Code-Memo

API Security

Rate limiting

  1. Protects availability and cost; apply per IP, API key, user, and route as needed.
  2. Return 429 Too Many Requests with Retry-After or structured backoff hints.
  3. Separate burst limits from sustained quotas for better UX.

Input validation

  1. Validate shape, size, and semantics (types, ranges, enums) at the edge (gateway) and in services.
  2. Reject unknown fields explicitly if you want forward compatibility, or define ignore vs error policy.
  3. Cap max JSON depth, string lengths, and array sizes to reduce DoS surface.

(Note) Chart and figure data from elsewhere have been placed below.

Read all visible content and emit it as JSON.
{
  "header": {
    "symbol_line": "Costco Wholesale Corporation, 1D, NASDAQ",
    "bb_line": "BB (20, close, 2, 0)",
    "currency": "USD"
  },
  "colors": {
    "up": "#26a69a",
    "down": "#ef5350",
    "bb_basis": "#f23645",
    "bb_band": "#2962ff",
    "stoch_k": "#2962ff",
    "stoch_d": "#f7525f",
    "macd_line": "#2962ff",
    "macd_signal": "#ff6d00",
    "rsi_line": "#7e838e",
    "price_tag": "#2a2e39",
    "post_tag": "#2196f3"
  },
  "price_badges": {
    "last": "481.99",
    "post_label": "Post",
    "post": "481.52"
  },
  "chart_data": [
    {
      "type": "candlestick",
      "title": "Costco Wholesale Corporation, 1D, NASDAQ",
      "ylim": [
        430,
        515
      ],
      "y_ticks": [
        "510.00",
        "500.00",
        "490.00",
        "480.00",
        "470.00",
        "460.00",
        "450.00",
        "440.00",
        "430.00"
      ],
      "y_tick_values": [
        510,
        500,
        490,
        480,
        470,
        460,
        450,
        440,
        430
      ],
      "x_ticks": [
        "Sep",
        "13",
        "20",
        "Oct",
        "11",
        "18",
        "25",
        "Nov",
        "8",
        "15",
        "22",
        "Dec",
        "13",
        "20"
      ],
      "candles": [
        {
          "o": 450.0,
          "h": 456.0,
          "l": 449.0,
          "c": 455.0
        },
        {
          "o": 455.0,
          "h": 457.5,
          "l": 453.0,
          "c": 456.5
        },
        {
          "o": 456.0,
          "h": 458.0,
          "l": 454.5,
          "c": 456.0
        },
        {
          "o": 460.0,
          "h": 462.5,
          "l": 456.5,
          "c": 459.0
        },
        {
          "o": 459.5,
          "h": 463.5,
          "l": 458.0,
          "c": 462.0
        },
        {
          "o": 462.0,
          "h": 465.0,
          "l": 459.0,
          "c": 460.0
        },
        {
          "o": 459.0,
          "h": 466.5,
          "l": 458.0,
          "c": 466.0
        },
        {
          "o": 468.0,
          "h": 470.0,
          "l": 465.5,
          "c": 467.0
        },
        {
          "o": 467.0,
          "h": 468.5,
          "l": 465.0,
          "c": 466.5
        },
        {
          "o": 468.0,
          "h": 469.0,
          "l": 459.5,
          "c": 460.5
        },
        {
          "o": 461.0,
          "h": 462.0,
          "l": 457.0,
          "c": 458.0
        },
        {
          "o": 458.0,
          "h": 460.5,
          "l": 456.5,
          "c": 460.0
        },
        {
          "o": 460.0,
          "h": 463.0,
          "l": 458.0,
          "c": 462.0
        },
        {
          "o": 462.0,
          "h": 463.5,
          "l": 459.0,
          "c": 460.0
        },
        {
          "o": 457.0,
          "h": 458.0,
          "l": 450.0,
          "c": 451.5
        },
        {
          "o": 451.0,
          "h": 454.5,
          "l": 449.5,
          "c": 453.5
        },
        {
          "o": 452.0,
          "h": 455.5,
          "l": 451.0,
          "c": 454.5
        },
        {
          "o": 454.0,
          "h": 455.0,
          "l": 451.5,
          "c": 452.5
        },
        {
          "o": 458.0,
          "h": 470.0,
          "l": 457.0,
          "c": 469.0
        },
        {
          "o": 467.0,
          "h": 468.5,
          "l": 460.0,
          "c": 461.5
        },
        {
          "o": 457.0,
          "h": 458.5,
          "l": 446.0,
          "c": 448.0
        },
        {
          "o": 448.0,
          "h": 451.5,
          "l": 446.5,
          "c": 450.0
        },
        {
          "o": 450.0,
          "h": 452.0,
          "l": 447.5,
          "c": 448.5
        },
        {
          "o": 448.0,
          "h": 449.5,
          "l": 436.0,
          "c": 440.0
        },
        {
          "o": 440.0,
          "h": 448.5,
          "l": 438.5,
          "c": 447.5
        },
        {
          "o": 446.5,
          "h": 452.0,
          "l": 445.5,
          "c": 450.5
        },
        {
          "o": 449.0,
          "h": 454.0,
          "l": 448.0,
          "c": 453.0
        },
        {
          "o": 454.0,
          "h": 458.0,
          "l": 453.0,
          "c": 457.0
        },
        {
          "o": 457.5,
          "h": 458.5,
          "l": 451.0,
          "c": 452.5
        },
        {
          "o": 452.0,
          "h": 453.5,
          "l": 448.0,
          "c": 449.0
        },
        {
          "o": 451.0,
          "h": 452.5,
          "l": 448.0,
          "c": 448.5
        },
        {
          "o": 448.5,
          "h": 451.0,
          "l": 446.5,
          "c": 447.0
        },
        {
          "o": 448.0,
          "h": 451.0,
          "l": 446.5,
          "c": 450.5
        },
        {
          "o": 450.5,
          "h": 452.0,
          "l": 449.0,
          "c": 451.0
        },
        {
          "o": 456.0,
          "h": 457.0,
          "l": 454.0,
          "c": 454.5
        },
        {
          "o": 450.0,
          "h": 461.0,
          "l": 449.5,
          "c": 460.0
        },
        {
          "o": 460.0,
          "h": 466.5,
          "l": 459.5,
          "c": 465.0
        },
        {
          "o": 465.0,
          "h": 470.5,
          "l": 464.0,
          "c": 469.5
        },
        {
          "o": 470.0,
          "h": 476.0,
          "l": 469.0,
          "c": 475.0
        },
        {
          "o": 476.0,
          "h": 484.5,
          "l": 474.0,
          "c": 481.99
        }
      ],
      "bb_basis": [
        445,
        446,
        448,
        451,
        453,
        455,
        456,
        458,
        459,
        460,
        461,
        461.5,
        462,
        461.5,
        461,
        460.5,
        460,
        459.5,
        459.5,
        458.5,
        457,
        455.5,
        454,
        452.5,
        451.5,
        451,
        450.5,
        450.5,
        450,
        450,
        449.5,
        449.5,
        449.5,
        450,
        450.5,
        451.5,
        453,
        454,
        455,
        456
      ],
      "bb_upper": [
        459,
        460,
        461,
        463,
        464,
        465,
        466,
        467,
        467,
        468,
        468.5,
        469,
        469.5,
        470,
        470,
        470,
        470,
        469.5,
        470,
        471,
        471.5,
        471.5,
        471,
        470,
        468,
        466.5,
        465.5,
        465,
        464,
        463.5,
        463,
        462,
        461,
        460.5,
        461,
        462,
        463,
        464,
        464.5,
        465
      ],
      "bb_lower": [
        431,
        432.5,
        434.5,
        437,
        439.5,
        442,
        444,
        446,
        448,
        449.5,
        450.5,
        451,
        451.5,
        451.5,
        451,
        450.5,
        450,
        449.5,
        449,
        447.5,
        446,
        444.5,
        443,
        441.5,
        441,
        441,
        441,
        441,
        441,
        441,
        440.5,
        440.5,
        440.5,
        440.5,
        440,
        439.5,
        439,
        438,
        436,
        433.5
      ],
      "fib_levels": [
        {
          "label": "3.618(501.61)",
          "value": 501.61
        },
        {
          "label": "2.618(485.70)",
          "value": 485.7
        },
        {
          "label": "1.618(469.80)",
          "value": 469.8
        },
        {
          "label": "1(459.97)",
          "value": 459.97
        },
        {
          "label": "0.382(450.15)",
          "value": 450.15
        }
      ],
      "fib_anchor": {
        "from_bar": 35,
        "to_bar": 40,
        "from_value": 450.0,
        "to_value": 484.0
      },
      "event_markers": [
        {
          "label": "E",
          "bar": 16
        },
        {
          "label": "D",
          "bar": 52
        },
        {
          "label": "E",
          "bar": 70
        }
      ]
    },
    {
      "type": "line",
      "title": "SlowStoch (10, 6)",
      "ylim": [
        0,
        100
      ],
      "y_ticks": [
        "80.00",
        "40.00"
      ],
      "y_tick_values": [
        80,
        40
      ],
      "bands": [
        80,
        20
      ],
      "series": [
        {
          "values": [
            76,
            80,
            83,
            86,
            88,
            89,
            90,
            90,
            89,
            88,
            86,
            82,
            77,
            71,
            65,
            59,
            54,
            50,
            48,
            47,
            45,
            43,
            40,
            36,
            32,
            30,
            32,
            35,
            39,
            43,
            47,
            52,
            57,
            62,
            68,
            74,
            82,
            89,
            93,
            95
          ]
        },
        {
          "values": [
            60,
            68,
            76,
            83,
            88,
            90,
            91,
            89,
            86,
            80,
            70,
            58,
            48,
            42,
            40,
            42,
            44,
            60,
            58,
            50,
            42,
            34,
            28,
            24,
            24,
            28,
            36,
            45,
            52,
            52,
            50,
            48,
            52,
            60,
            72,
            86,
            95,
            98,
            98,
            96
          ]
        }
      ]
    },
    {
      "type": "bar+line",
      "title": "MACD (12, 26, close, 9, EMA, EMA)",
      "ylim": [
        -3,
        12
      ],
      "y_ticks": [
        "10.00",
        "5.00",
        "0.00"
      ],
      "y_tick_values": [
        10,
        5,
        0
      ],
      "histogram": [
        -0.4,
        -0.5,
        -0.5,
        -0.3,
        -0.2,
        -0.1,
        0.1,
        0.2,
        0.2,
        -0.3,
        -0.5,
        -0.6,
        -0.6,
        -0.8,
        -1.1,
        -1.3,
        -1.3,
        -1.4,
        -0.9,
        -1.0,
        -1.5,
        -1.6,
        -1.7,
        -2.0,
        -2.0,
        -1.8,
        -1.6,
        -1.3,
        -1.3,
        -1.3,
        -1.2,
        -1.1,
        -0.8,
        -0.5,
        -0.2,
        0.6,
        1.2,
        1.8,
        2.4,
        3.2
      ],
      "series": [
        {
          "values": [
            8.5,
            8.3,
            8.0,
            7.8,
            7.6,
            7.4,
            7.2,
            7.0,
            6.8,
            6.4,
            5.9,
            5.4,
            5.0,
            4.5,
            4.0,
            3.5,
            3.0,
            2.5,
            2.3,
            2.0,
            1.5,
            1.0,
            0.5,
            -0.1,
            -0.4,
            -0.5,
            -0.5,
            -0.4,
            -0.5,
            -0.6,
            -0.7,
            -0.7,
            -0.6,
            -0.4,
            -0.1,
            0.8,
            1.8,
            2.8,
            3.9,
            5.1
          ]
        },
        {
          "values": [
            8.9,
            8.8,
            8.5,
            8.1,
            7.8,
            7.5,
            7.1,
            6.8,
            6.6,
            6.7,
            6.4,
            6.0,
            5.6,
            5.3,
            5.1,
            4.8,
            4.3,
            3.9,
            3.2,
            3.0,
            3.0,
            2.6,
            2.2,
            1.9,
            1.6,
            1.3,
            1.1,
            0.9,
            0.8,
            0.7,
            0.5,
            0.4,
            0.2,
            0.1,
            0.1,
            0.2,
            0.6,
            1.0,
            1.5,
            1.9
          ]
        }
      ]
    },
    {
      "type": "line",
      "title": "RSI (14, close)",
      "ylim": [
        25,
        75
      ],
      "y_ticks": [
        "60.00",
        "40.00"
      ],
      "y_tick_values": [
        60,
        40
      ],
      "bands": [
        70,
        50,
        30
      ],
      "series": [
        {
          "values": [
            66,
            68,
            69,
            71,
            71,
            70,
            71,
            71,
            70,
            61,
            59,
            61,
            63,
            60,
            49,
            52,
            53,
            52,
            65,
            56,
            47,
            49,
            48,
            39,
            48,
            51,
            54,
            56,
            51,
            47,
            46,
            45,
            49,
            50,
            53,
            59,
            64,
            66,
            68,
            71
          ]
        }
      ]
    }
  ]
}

CORS (Cross-Origin Resource Sharing)

  1. Browsers enforce CORS for cross-origin XHR/fetch; non-browser clients ignore it.
  2. Avoid Access-Control-Allow-Origin: * with credentials; prefer explicit origins.
  3. Preflight (OPTIONS) adds latency; keep allowed methods and headers minimal.

HTTPS requirement

  1. Encrypt data in transit; terminate TLS at the gateway or ingress with modern ciphers and HSTS where appropriate.
  2. Never send secrets in query strings (they leak via logs and referrers).
  3. Use mTLS for high-trust service meshes or partner integrations when needed.

Preventing common attacks (XSS, injection basics in APIs)

  1. Treat all input as hostile; parameterize queries; never concatenate SQL/HTML from user input.
  2. Encode or sanitize output that might render in HTML contexts; APIs returning HTML are rare but risky.
  3. Log and alert on auth anomalies, enumeration, and payload patterns typical of scanners.